While most people would have to think twice about having a go off the rowing machine at the gym, former Leinster and Connacht lock Damian Browne decided to take things to another level.
The now retired rugby star this week completed a 4,800 kilometer journey across the Atlantic having spent 64 days on his solo rowing journey.
Browne joined Off The Ball's Nathan Murphy on the phone from Antigua, where he finished the trip having set sail from the Canary Islands, to discuss the trip and talked about the coping mechanisms he had to deal with the hard times on the water.
"I do a lot of affirmations in the mornings. Maybe for the last year I've been telling myself the odd morning 'nothing would stop you rowing across the Atlantic'. I would just repeat it to myself. I think that just helps with your mental state, so when it come to moments like that you almost revert naturally to that positive thought".
"I haven't told anyone this but I would be screaming stuff as I rode sometimes trying to get a reset. So another one would be 'you're unbreakable, you're unstoppable, you're indestructible. You're unbreakable, you're unstoppable, you're indestructible'. I would be screaming that to try get a frequency if you get me.
Browne says that these types of affirmations were of great benefit to him, and helped him through the rough moments on the Atlantic when his body and mind wanted to quit.
"You need three things; you need the positive affirmation, you need a visualisation so I would try to see myself from a height, almost like a drone shot of myself in the middle of the Atlantic, and then I would need a frequency. So I would need a feeling with that visualisation, so a feeling of power basically, so that's why I'd be saying 'you're unbreakable, you're unstoppable, you're indestructible' ".

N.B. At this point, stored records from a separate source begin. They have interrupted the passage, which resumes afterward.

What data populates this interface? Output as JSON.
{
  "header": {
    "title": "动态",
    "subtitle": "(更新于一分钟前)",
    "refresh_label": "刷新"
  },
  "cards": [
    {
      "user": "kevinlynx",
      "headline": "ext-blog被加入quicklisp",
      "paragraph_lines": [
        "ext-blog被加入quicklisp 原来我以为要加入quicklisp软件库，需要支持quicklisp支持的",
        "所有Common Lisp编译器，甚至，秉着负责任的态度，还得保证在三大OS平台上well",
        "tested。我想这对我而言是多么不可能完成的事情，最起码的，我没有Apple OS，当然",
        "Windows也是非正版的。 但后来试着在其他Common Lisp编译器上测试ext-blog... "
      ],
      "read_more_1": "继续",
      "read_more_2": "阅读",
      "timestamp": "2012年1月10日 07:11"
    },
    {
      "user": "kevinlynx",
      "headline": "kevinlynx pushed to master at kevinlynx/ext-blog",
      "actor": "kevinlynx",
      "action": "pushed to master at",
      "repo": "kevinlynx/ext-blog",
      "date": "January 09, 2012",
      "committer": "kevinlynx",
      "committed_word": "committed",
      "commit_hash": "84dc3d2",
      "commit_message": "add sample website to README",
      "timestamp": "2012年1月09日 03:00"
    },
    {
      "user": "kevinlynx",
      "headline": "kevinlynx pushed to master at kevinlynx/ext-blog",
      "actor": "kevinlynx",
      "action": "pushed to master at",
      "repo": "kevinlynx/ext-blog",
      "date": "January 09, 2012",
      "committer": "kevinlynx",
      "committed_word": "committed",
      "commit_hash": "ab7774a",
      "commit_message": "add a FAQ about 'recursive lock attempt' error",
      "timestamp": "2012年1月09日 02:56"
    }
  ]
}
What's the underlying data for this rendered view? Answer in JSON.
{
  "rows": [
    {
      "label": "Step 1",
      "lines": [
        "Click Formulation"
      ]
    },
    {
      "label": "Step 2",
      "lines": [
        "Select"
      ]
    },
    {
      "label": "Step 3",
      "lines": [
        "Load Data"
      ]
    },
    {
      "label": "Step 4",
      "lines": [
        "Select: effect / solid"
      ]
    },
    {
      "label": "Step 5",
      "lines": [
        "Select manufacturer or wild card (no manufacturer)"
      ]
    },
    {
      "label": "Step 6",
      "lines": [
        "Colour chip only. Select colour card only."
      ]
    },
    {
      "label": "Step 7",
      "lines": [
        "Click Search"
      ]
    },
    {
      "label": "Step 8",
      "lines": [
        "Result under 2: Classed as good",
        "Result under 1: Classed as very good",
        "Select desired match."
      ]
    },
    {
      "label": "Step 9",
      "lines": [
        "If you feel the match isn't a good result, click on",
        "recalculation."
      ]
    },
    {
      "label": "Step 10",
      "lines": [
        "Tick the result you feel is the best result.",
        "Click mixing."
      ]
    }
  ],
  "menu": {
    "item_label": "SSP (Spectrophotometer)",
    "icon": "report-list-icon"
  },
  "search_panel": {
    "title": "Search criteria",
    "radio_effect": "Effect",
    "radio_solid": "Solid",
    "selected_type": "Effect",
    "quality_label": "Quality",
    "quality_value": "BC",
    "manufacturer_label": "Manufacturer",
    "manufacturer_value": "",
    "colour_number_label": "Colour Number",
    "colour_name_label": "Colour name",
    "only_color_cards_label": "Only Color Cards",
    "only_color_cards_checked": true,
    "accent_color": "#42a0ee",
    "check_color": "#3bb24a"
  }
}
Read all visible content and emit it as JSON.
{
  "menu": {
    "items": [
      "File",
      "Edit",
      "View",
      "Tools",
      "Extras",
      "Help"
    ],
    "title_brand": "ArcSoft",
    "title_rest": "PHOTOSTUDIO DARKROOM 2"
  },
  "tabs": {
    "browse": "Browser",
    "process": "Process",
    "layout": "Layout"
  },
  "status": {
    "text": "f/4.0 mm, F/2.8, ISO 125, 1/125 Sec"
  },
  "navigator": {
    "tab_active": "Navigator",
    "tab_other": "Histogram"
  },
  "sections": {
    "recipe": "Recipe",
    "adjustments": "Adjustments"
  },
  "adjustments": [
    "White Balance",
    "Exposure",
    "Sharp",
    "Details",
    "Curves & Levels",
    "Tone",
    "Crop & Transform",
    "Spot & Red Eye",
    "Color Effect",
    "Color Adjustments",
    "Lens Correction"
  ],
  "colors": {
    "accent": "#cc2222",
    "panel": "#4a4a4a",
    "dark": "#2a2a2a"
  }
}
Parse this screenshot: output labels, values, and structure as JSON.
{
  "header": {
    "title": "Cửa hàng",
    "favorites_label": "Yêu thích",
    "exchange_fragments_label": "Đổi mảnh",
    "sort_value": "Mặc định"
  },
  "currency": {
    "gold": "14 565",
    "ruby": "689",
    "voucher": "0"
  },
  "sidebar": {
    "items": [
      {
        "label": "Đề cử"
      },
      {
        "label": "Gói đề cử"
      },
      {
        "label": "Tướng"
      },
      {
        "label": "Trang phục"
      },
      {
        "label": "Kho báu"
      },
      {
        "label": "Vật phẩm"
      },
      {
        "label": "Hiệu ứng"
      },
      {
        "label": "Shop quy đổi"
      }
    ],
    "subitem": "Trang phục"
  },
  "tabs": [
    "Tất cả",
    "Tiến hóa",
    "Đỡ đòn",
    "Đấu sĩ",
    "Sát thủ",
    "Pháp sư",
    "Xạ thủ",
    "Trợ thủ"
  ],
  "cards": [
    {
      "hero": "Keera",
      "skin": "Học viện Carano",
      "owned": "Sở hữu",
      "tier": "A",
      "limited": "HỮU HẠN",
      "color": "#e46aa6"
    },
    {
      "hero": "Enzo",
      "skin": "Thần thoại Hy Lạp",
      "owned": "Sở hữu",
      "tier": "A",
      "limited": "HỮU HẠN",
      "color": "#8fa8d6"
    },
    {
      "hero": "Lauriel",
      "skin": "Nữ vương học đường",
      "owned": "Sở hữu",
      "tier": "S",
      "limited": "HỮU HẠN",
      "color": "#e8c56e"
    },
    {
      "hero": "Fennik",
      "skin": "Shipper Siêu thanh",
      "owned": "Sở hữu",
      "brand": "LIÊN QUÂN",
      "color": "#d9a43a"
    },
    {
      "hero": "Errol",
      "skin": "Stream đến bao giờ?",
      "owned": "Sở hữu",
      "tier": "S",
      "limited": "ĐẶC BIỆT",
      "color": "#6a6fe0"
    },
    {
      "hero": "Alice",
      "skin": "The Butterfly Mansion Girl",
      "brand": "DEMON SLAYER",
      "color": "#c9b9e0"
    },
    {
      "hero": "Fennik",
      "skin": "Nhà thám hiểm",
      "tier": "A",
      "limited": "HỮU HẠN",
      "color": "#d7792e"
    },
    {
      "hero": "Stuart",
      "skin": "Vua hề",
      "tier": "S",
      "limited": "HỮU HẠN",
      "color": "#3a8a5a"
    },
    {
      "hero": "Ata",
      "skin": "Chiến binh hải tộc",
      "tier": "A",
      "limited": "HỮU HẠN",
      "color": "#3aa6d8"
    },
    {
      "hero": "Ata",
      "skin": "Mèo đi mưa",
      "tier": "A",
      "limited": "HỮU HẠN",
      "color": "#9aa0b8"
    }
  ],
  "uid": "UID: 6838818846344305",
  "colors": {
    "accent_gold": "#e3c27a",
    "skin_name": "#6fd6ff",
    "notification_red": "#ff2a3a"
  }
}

"Sometimes I wanted to really get that frequency so I'd be roaring it at the top of my voice. Although they sound incredibly corny maybe, the phrases, they are so, so powerful and they work really well when you're in those hard times and you want to get back to a positive mindset".
Surprisingly Browne said that those affirmations were of most importance not when under incredible pressure, but in the long, slow hours of the day when he was simply rowing in open water for hours on end.
"Believe it or not I would say that at the most mundane times. Those times I found the hardest were just the hours and hours and hours of just sitting on the oars and trying to stay on the oars. A voice would come into your head saying 'just get off the oars man, just get off. Crawl into the cabin there, it's nice and cosy, who's going to know? What's the difference between 63 and 64 days?'. Then I was like, just try to rest with my affirmations and doing that kind of crazy screaming thing".